This ex-bestie sexted my then-crush for several days. She only admitted after my ex-crush admitted to me, and the both of them only confessed to me about what they did the day after Valentine's Day back in 2021.
And to think, I wrote them poems along with my other best friends...
...anyway, all this made me remember that day, that unfortunate, God-forsaken day that was February 15, 2021. It was an exam day, and I didn't think much when my then-crush said he had something to confess (aside from how he liked me and wanted to properly court me someday), but God, I didn't think he'd confess about sexting with one of my friends either.
I could have been furious -- no, I was furious. I remember having been so infuriated that I wanted to stab someone like myself or something. I wanted to burn the gifts they gave me. I wanted to burn my room. I wanted to destroy everything including myself.
I was enraged, but I still tried to be civil while confronting my ex-bestie who gaslit me about the feelings I had told her about.
I could have just lost my composure and let it out on her, but I didn't.
The following months were hell, though. I remember wanting to create an elaborate plan just to drag both my ex-best friend and my now ex-crush, but I felt I was better than that. If they were so horrible and handled my feelings and trust and heart so carelessly, then why should I be giving them any form of thought or attention? Why create an elaborate plan against them when I could simply cut them out of my life?
Creating an elaborate plan against the two who personally and gravely wronged me was really tempting, honestly, but like I said -- I felt I was better than that...
...so imagine how uncanny I felt when I realized what Actor!Mark did exactly when I rewatched Who Killed Markiplier? after five years since I first saw it.
Mark the Actor was betrayed and cheated on by his best friend and his beloved wife; and, in his hurt, he created an elaborate plan against both of them. It backfired immensely and affected all their friends, but still...
...I felt an extremely uncanny feeling when I realized that I'd been through a similar experience. I couldn't hate nor love him for his character arc because I went through practically the same thing (without the elaborate plan part... yet...?).

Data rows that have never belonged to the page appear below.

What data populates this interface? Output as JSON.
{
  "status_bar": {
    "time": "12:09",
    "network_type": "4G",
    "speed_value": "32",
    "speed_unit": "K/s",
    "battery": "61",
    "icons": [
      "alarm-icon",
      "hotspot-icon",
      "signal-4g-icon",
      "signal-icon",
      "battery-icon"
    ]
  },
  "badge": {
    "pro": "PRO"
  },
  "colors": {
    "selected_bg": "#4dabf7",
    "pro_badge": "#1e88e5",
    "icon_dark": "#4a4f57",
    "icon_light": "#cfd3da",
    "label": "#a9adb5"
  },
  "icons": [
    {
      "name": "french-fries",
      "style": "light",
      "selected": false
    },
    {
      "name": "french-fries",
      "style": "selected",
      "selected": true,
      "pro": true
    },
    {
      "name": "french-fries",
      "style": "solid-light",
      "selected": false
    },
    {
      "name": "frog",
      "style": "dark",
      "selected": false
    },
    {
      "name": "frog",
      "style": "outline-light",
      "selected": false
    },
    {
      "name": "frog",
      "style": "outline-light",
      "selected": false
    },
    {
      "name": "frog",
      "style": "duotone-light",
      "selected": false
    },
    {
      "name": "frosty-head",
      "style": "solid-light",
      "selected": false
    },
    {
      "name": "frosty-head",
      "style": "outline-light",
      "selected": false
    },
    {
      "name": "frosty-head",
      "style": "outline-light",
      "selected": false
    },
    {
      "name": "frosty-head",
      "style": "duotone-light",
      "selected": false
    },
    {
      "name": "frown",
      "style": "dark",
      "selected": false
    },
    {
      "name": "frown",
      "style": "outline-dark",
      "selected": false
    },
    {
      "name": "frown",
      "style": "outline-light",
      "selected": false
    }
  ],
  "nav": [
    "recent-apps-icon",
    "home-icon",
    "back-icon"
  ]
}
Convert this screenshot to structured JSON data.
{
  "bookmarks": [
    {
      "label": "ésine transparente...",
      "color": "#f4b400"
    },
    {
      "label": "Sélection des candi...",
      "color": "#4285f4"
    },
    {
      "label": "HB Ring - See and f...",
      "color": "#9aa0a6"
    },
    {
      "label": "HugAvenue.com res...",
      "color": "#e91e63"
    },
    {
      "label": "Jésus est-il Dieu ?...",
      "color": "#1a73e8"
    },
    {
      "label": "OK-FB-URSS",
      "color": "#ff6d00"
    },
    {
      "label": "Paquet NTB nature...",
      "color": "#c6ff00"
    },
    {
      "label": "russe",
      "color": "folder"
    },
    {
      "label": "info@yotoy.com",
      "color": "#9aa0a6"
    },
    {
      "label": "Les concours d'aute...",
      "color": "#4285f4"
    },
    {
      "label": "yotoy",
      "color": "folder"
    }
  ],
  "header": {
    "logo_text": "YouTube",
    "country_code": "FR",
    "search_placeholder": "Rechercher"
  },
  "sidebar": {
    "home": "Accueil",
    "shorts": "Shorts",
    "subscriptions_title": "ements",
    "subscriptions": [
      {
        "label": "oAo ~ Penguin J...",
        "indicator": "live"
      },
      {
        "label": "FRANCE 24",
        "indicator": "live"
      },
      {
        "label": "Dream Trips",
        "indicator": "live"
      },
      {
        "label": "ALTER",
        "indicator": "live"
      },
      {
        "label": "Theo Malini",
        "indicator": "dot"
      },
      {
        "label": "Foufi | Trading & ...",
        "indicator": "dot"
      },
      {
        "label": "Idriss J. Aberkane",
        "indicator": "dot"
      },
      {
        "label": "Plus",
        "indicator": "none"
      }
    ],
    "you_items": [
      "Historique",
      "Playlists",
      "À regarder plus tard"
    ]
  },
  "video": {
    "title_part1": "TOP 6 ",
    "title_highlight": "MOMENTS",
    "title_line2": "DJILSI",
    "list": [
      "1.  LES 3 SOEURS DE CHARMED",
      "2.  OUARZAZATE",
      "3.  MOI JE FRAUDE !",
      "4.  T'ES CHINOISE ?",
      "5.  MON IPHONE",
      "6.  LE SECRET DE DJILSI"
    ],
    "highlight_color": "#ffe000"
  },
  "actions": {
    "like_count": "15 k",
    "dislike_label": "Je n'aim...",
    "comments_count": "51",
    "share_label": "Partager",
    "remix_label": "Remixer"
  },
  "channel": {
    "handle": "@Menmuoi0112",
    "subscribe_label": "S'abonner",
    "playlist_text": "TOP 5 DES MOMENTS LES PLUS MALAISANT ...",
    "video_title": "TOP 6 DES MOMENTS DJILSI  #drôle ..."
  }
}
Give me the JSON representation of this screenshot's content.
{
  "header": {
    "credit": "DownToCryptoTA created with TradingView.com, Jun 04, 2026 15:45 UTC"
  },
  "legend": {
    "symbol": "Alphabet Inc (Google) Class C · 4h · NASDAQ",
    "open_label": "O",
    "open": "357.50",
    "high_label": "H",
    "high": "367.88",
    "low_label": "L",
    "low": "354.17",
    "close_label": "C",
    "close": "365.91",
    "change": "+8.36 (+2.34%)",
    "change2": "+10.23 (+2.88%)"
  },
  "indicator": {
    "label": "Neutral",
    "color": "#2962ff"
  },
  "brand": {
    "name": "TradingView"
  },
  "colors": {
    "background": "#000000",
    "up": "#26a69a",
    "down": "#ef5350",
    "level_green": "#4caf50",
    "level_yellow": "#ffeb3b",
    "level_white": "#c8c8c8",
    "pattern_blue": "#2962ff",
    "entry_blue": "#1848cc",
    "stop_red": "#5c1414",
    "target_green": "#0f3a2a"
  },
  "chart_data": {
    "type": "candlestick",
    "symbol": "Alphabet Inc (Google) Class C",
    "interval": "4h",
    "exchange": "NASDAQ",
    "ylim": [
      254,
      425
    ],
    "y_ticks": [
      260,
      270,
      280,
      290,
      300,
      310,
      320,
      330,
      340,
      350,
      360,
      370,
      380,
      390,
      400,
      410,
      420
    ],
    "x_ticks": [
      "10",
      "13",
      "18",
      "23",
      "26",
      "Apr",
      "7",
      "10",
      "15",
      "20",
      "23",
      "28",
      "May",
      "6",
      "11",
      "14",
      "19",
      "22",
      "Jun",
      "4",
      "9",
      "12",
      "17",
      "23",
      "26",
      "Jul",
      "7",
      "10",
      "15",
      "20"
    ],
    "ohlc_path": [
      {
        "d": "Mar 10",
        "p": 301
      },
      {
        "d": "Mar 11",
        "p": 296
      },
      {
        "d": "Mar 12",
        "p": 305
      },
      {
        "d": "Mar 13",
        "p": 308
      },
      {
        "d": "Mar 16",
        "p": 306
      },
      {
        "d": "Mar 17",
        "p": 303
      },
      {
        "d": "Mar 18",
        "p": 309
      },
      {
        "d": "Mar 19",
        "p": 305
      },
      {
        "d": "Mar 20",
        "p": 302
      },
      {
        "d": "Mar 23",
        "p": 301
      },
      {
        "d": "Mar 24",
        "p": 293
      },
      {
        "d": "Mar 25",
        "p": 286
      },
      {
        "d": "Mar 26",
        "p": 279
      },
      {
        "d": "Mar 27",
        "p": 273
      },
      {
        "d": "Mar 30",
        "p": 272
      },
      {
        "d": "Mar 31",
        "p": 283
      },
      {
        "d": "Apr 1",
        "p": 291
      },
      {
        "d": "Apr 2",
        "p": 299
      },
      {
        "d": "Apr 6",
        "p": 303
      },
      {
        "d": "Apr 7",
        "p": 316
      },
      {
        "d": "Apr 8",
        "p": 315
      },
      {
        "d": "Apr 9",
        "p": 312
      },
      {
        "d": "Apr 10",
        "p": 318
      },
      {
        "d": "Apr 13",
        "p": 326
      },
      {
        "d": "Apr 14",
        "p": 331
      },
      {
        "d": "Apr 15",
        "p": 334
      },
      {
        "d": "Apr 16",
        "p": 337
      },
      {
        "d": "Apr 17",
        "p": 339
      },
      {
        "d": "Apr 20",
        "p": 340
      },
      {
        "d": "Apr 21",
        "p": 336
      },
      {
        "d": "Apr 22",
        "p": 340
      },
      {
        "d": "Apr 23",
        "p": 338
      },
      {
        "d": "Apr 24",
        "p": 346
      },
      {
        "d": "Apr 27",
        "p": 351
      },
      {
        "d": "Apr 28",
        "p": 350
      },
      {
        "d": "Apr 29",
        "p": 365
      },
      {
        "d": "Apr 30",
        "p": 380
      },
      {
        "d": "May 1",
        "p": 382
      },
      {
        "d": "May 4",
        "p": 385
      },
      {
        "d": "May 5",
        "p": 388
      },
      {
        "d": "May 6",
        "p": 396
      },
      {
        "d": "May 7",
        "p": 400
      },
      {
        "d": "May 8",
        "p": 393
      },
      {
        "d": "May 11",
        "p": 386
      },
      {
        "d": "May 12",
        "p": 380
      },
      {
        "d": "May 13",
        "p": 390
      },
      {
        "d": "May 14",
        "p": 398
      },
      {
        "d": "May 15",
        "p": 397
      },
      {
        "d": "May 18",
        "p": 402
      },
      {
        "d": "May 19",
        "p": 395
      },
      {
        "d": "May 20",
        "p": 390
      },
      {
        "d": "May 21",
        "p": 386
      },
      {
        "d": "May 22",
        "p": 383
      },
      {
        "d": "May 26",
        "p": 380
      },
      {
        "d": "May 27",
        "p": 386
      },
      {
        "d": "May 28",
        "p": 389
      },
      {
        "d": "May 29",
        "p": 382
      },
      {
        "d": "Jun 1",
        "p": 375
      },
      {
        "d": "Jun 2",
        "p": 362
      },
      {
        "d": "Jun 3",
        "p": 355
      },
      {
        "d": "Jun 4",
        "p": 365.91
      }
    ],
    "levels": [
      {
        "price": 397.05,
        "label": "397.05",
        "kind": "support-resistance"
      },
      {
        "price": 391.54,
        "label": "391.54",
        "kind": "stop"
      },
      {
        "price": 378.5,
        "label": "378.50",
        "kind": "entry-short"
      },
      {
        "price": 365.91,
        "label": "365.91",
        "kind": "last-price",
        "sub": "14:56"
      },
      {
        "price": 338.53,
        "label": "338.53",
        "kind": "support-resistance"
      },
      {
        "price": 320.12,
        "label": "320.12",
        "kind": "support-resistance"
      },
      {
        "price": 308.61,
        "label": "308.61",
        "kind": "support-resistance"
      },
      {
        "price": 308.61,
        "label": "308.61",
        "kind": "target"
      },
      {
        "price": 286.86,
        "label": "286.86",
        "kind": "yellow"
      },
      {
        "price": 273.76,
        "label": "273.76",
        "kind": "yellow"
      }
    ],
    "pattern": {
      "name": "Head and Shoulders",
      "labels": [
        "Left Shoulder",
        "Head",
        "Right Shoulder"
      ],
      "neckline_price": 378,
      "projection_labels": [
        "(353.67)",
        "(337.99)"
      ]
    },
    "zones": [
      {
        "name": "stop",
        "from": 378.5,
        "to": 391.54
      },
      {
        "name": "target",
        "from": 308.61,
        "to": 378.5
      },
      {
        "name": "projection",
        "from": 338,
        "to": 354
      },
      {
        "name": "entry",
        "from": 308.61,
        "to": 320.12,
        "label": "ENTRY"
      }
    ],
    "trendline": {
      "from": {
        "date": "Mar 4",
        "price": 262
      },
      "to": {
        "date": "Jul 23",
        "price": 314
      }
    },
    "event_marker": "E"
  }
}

Man. Relating to Mark the Actor was not on my Markiplier fandom relapse bingo card, but here I am now, I guess...?
On another note, I've been very tempted to undergo some flavor of "villain arc" myself. I don't exactly know what that implies nor entails, but it's been in my mind for a while. Something about focusing more on myself than other people -- I hear that's what a personal villain arc is.
Anyway, that's it for this thought piece thing.